Steven Paulsen | |
|---|---|
| Born | 1955 (age 70–71) Melbourne, Australia |
| Occupation | Writer, Editor |
| Period | 1982 to present |
| Genre | Science fiction, fantasy, horror |
| Website | |
| stevenpaulsen | |
Steven Paulsen (born 1955) is an Australian writer and editor of science fiction, fantasy and horror fiction whose work has been published in books and magazines around the world [1] . He is the author of the best selling children's book, The Stray Cat, which has seen publication in several foreign language editions. His short story collection, Shadows on the Wall: Weird Tales of Science Fiction, Fantasy and the Supernatural), won the 2018 Australian Shadows Award for Best Collected Work, and his short stories have appeared in anthologies such as Dreaming Down-Under , Terror Australis: Best Australian Horror , Strange Fruit, Fantastic Worlds, The Cthulhu Cycle: Thirteen Tentacles of Terror, Cthulhu Deep Down Under: Volume 3, and Killer Creatures Down Under. His YA historical fantasy novel, Dream Weaver, was nominated for the 2024 Ditmar Award for Best Novel [2] .
Paulsen has also written extensively about Australian speculative fiction in various publications including Bloodsongs, Eidolon (Australian magazine), Sirius, Interzone, The Encyclopedia of Fantasy, Fantasy Annual, The St James Guide to Horror, Ghost and Gothic Writers, and The Melbourne University Press Encyclopedia of Australian Science Fiction and Fantasy. In the 1990s he conceived and edited The Australian SF Writer's News, a writer's resource magazine for Australian Speculative Fiction writers, which was later incorporated into Aurealis magazine. He has conducted interviews with a variety of Australian Speculative Fiction writers, and was a judge for 2000 Aurealis Awards.
He has also co-edited two anthologies of horror, fantasy and science fiction short stories with Christopher Sequeira: Nosferatu Unbound (shortlisted for the 2024 Australasian Shadows awards [3] for Best Collected Work); a collection of fiction by contemporary horror writers inspired by FW Murnau's masterpiece of German Expressionist cinema Nosferatu. Into the Cthulhu-Universe: Lovecraftian Horrors in Other Literary Realities; a collection of tales where strange Lovecraftian ideas have spilled into the worlds of characters readers know and love, like Alice's Wonderland, Tom Sawyer, Dracula, John Carter of Mars and more. Not mash-ups, but original stories in other literary landscapes.

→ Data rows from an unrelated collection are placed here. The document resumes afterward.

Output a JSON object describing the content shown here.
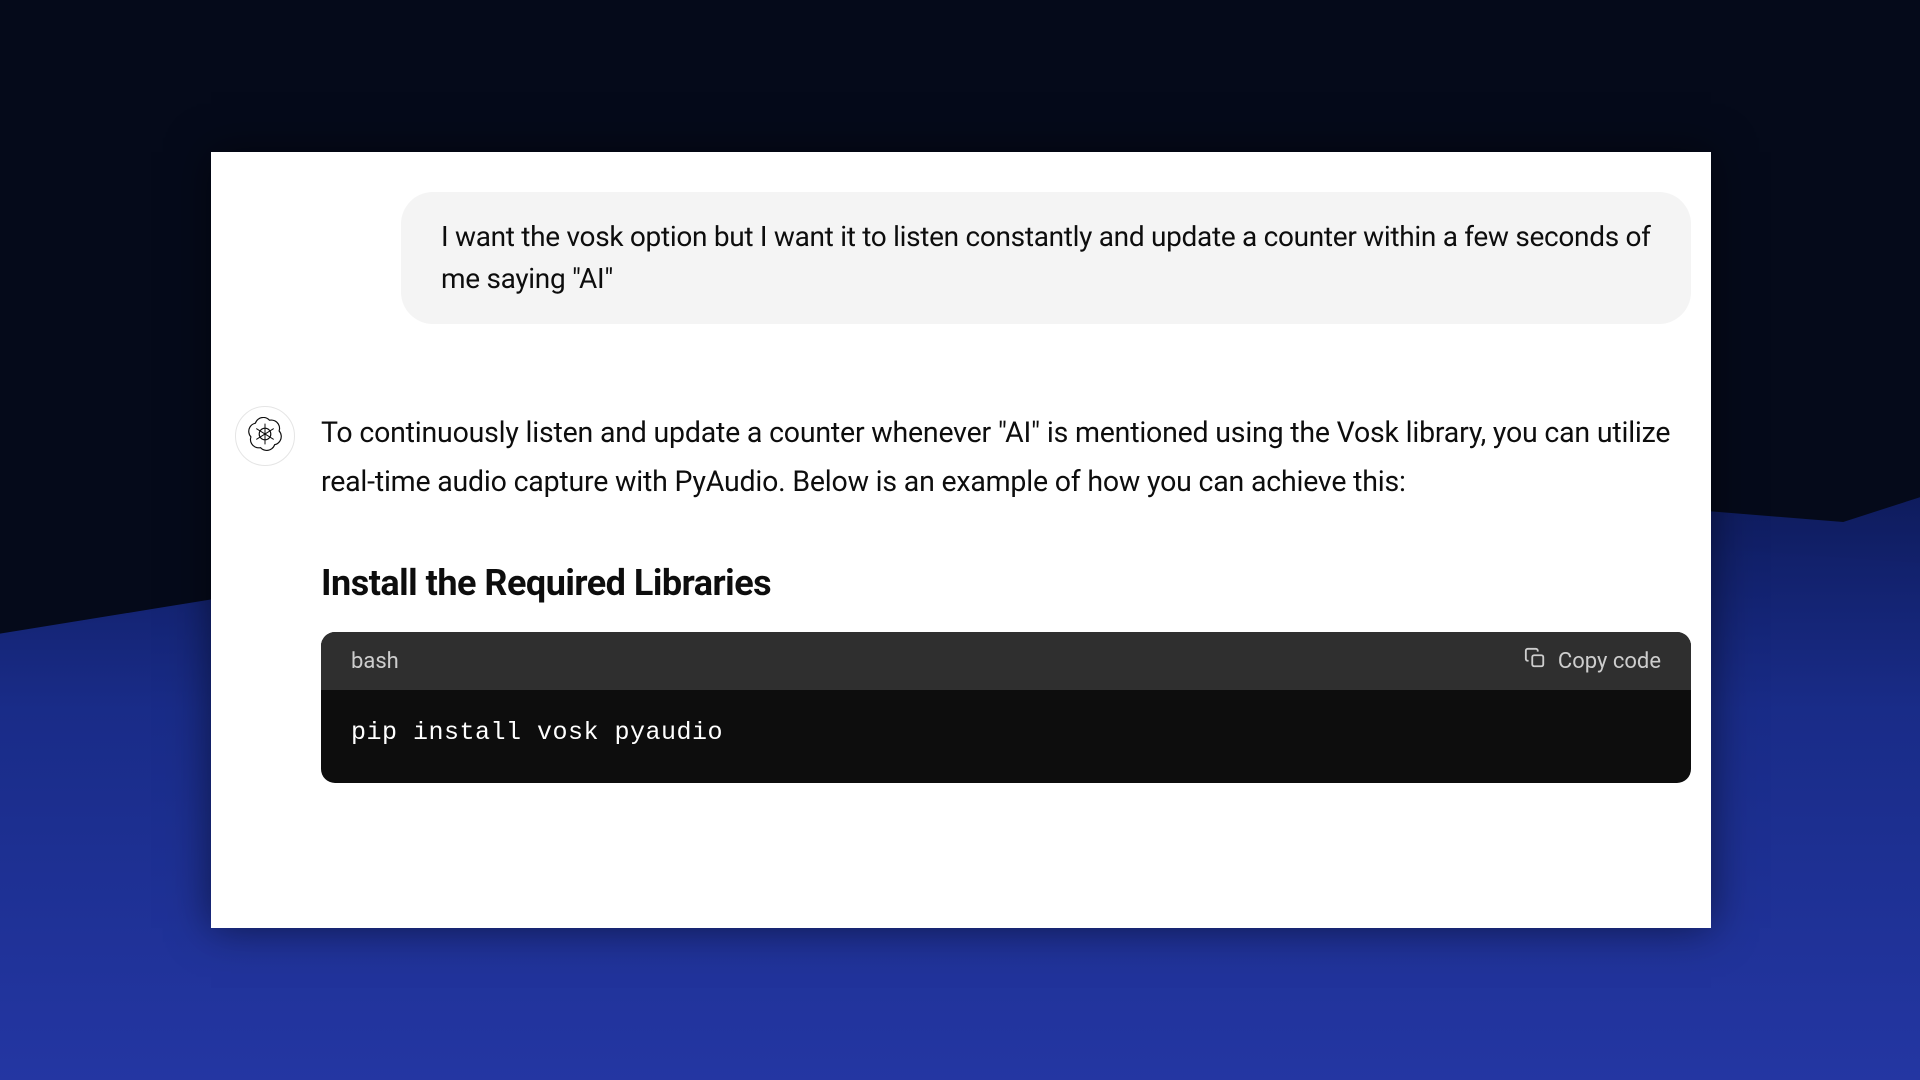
{
  "user_message": "I want the vosk option but I want it to listen constantly and update a counter within a few seconds of me saying \"AI\"",
  "assistant": {
    "intro_text": "To continuously listen and update a counter whenever \"AI\" is mentioned using the Vosk library, you can utilize real-time audio capture with PyAudio. Below is an example of how you can achieve this:",
    "section_heading": "Install the Required Libraries",
    "code_block": {
      "language": "bash",
      "copy_label": "Copy code",
      "code": "pip install vosk pyaudio"
    }
  }
}
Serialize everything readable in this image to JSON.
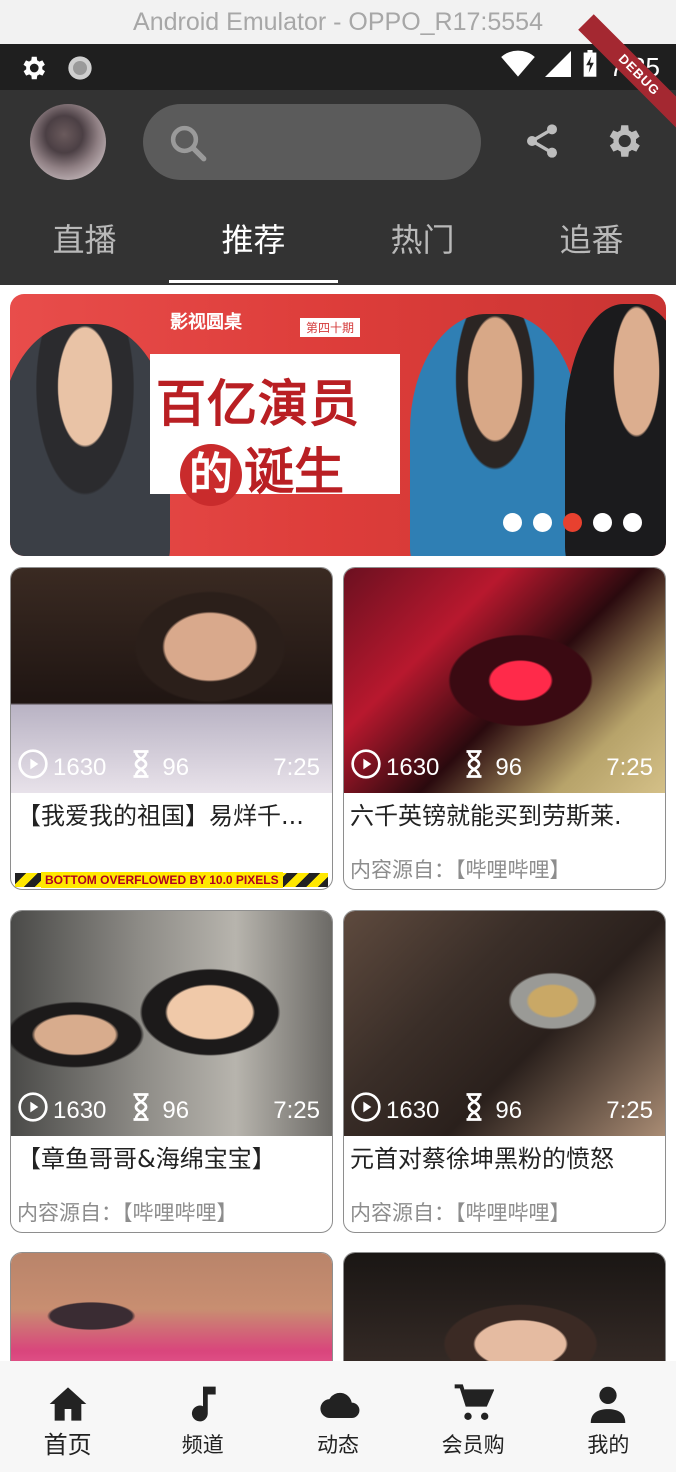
{
  "emulator": {
    "title": "Android Emulator - OPPO_R17:5554"
  },
  "status_bar": {
    "time": "7:35",
    "debug_label": "DEBUG"
  },
  "search": {
    "placeholder": ""
  },
  "tabs": [
    {
      "label": "直播",
      "active": false
    },
    {
      "label": "推荐",
      "active": true
    },
    {
      "label": "热门",
      "active": false
    },
    {
      "label": "追番",
      "active": false
    }
  ],
  "banner": {
    "brand": "影视圆桌",
    "issue": "第四十期",
    "line1": "百亿演员",
    "line2_circle": "的",
    "line2_rest": "诞生",
    "dots": 5,
    "active_dot": 2
  },
  "cards": [
    {
      "plays": "1630",
      "danmaku": "96",
      "duration": "7:25",
      "title": "【我爱我的祖国】易烊千...",
      "source": "",
      "overflow_label": "BOTTOM OVERFLOWED BY 10.0 PIXELS"
    },
    {
      "plays": "1630",
      "danmaku": "96",
      "duration": "7:25",
      "title": "六千英镑就能买到劳斯莱.",
      "source": "内容源自：【哔哩哔哩】",
      "overflow_label": ""
    },
    {
      "plays": "1630",
      "danmaku": "96",
      "duration": "7:25",
      "title": "【章鱼哥哥&海绵宝宝】",
      "source": "内容源自：【哔哩哔哩】",
      "overflow_label": ""
    },
    {
      "plays": "1630",
      "danmaku": "96",
      "duration": "7:25",
      "title": "元首对蔡徐坤黑粉的愤怒",
      "source": "内容源自：【哔哩哔哩】",
      "overflow_label": ""
    }
  ],
  "bottom_nav": [
    {
      "label": "首页",
      "icon": "home-icon",
      "active": true
    },
    {
      "label": "频道",
      "icon": "music-note-icon",
      "active": false
    },
    {
      "label": "动态",
      "icon": "cloud-icon",
      "active": false
    },
    {
      "label": "会员购",
      "icon": "cart-icon",
      "active": false
    },
    {
      "label": "我的",
      "icon": "person-icon",
      "active": false
    }
  ],
  "colors": {
    "appbar": "#333333",
    "accent_dot": "#e8412f",
    "banner": "#dd3d3a"
  }
}
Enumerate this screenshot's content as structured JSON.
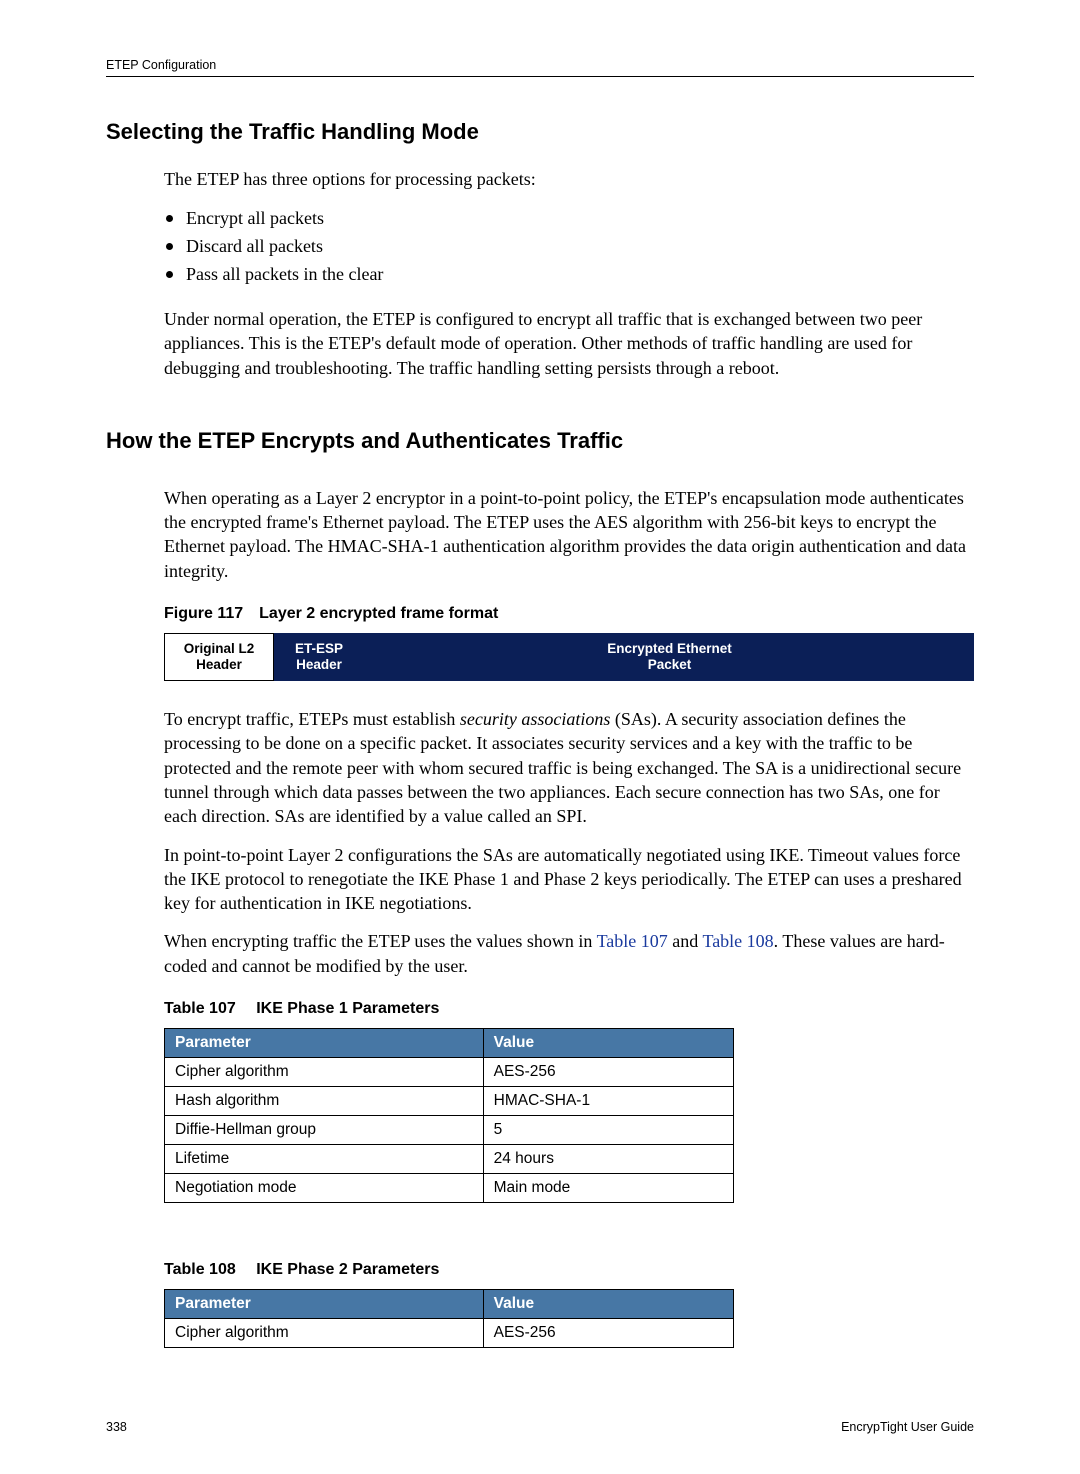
{
  "header": {
    "breadcrumb": "ETEP Configuration"
  },
  "section1": {
    "heading": "Selecting the Traffic Handling Mode",
    "intro": "The ETEP has three options for processing packets:",
    "bullets": [
      "Encrypt all packets",
      "Discard all packets",
      "Pass all packets in the clear"
    ],
    "para2": "Under normal operation, the ETEP is configured to encrypt all traffic that is exchanged between two peer appliances. This is the ETEP's default mode of operation. Other methods of traffic handling are used for debugging and troubleshooting. The traffic handling setting persists through a reboot."
  },
  "section2": {
    "heading": "How the ETEP Encrypts and Authenticates Traffic",
    "intro": "When operating as a Layer 2 encryptor in a point-to-point policy, the ETEP's encapsulation mode authenticates the encrypted frame's Ethernet payload. The ETEP uses the AES algorithm with 256-bit keys to encrypt the Ethernet payload. The HMAC-SHA-1 authentication algorithm provides the data origin authentication and data integrity.",
    "figure_caption": "Figure 117 Layer 2 encrypted frame format",
    "figure": {
      "box1_line1": "Original L2",
      "box1_line2": "Header",
      "box2_line1": "ET-ESP",
      "box2_line2": "Header",
      "box3_line1": "Encrypted Ethernet",
      "box3_line2": "Packet"
    },
    "para_sa_pre": "To encrypt traffic, ETEPs must establish ",
    "para_sa_italic": "security associations",
    "para_sa_post": " (SAs). A security association defines the processing to be done on a specific packet. It associates security services and a key with the traffic to be protected and the remote peer with whom secured traffic is being exchanged. The SA is a unidirectional secure tunnel through which data passes between the two appliances. Each secure connection has two SAs, one for each direction. SAs are identified by a value called an SPI.",
    "para_ike": "In point-to-point Layer 2 configurations the SAs are automatically negotiated using IKE. Timeout values force the IKE protocol to renegotiate the IKE Phase 1 and Phase 2 keys periodically. The ETEP can uses a preshared key for authentication in IKE negotiations.",
    "para_tables_pre": "When encrypting traffic the ETEP uses the values shown in ",
    "para_tables_link1": "Table 107",
    "para_tables_mid": " and ",
    "para_tables_link2": "Table 108",
    "para_tables_post": ". These values are hard-coded and cannot be modified by the user."
  },
  "table107": {
    "caption": "Table 107  IKE Phase 1 Parameters",
    "headers": [
      "Parameter",
      "Value"
    ],
    "rows": [
      [
        "Cipher algorithm",
        "AES-256"
      ],
      [
        "Hash algorithm",
        "HMAC-SHA-1"
      ],
      [
        "Diffie-Hellman group",
        "5"
      ],
      [
        "Lifetime",
        "24 hours"
      ],
      [
        "Negotiation mode",
        "Main mode"
      ]
    ]
  },
  "table108": {
    "caption": "Table 108  IKE Phase 2 Parameters",
    "headers": [
      "Parameter",
      "Value"
    ],
    "rows": [
      [
        "Cipher algorithm",
        "AES-256"
      ]
    ]
  },
  "footer": {
    "page_number": "338",
    "doc_title": "EncrypTight User Guide"
  }
}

Steven Paulsen conducted interviews with a number a leading Australian Speculative Fiction writers during the 1990s. These were notable because Paulsen conducted most of these interviews face-to-face instead of via e-mail, recording the interviews and transcribing the conversations. He also conducted a few interviews in collaboration with Van Ikin.